Le chat de Google Brain
Si depuis plus de quarante ans nous vivons avec des systèmes d’IA à nos côtés, de par nos ordinateurs et des logiciels qui les équipent, la présence du deep learning dans nos vies est tout aussi importante bien que beaucoup plus récente : reconnaissance vocale Siri, Cortana ou Google Now, déchiffrement d’images, contraires aux conditions d’utilisation de Facebook ou encore repérage des numéros de rues sur Google Maps et bientôt voitures autonomes… autant d’applicatifs réalisables grâce à la puissance des machines et au nombre gigantesque de données (Big Data) désormais disponibles. Pour les Gafa (Google, Amazon, Facebook, Apple), l’enjeu du deep learning est de créer de futurs applicatifs et des produits autonomes, capables par exemple d’apprendre seuls. Pour mesurer l’incroyable potentiel de ces nouvelles technologiques numériques, Google réalisa en 2012 une expérience inédite d’identification par une machine du vocable « chat » uniquement à travers l’analyse de millions d’images et textes relatifs à cet animal. Sans la moindre aide humaine, la machine y parvint.

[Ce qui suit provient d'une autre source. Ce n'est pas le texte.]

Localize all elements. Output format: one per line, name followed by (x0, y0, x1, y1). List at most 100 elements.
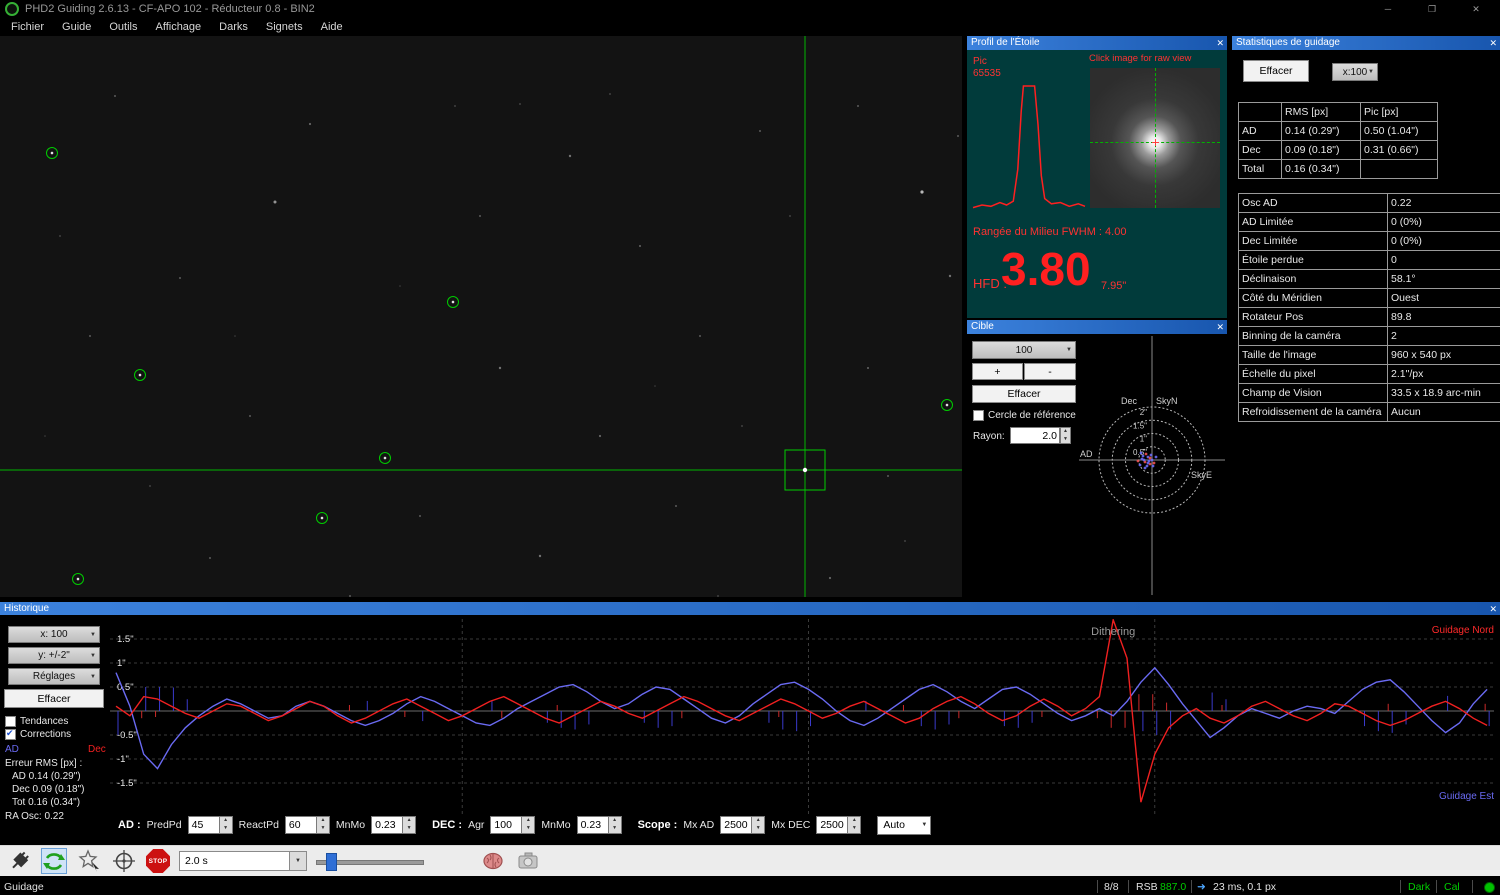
target-zoom-out-button[interactable]: - (1024, 363, 1076, 380)
param-value[interactable]: 60 (286, 817, 316, 833)
maximize-icon[interactable]: ❐ (1410, 0, 1454, 18)
stats-clear-button[interactable]: Effacer (1243, 60, 1309, 82)
rms-cell: 0.09 (0.18") (1281, 140, 1361, 160)
menu-item-aide[interactable]: Aide (312, 21, 352, 33)
param-value[interactable]: 2500 (721, 817, 751, 833)
history-xscale-select[interactable]: x: 100 ▼ (8, 626, 100, 643)
guide-icon[interactable] (111, 848, 137, 874)
radius-label: Rayon: (973, 431, 1005, 442)
stop-icon[interactable]: STOP (146, 849, 170, 873)
history-settings-select[interactable]: Réglages ▼ (8, 668, 100, 685)
dec-mode-select[interactable]: Auto ▼ (877, 815, 932, 835)
menu-item-guide[interactable]: Guide (53, 21, 100, 33)
spinner-arrows-icon[interactable]: ▲ ▼ (751, 817, 765, 833)
menu-item-affichage[interactable]: Affichage (147, 21, 211, 33)
title-bar: PHD2 Guiding 2.6.13 - CF-APO 102 - Réduc… (0, 0, 1500, 18)
spinner-arrows-icon[interactable]: ▲ ▼ (847, 817, 861, 833)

Jusqu’où iront les machines ?
Demain, toutes ces nouvelles formes d’intelligences artificielles feront partie de notre quotidien. Elles déchargeront les hommes des tâches les plus ingrates – détruisant au passage des millions d’emplois – vivront avec et autour de nous, jusqu’à gérer l’essentiel de nos vies privées et professionnelles, seront capables de réfléchir et de prendre des décisions et, pourquoi pas, de disserter sur le sens de la vie sans que les réponses ne leur soient dictées par des humains. Science-fiction ? Pas tout à fait. Des ingénieurs de Google ont dévoilé au mois de juin une intelligence artificielle capable de répondre à de multiples questions dont : « Quel est le but de la vie ? » La réponse de la machine fut : « Être au service du plus grand bien».
Si nous sommes encore loin du film Matrix où une machine centrale contrôle les humains qui s’imaginent libres alors qu’ils sont en réalité des automates mus par elle, ce scénario de science-fiction prolonge l’idée que nous sommes menacés par les techniques que nous croyons maîtriser et qui risquent, au final, de nous déposséder de nos libertés. Avec Internet, nous sommes déjà dans l’ère d’un système neurocérébral artificiel étendant son emprise sur toute la planète.
Faisons le pari, avec Joël de Rosnay, qu’il faut aimer le futur pour le comprendre. Mais sur ce sujet d’intelligence artificielle, compréhension doit plus que jamais rimer avec précaution car, avouons-le, l’IA et autres deep learning sont les continents émergés d’une nouvelle terra incognita, comprenant « l’imprévu » que le poète russe Andreï Voznessenski résuma par cette formule : « Tu cherches l’Inde, tu trouves l’Amérique ». On cherchera ce qu’on voudra et on trouvera ce qu’on ne cherchait pas.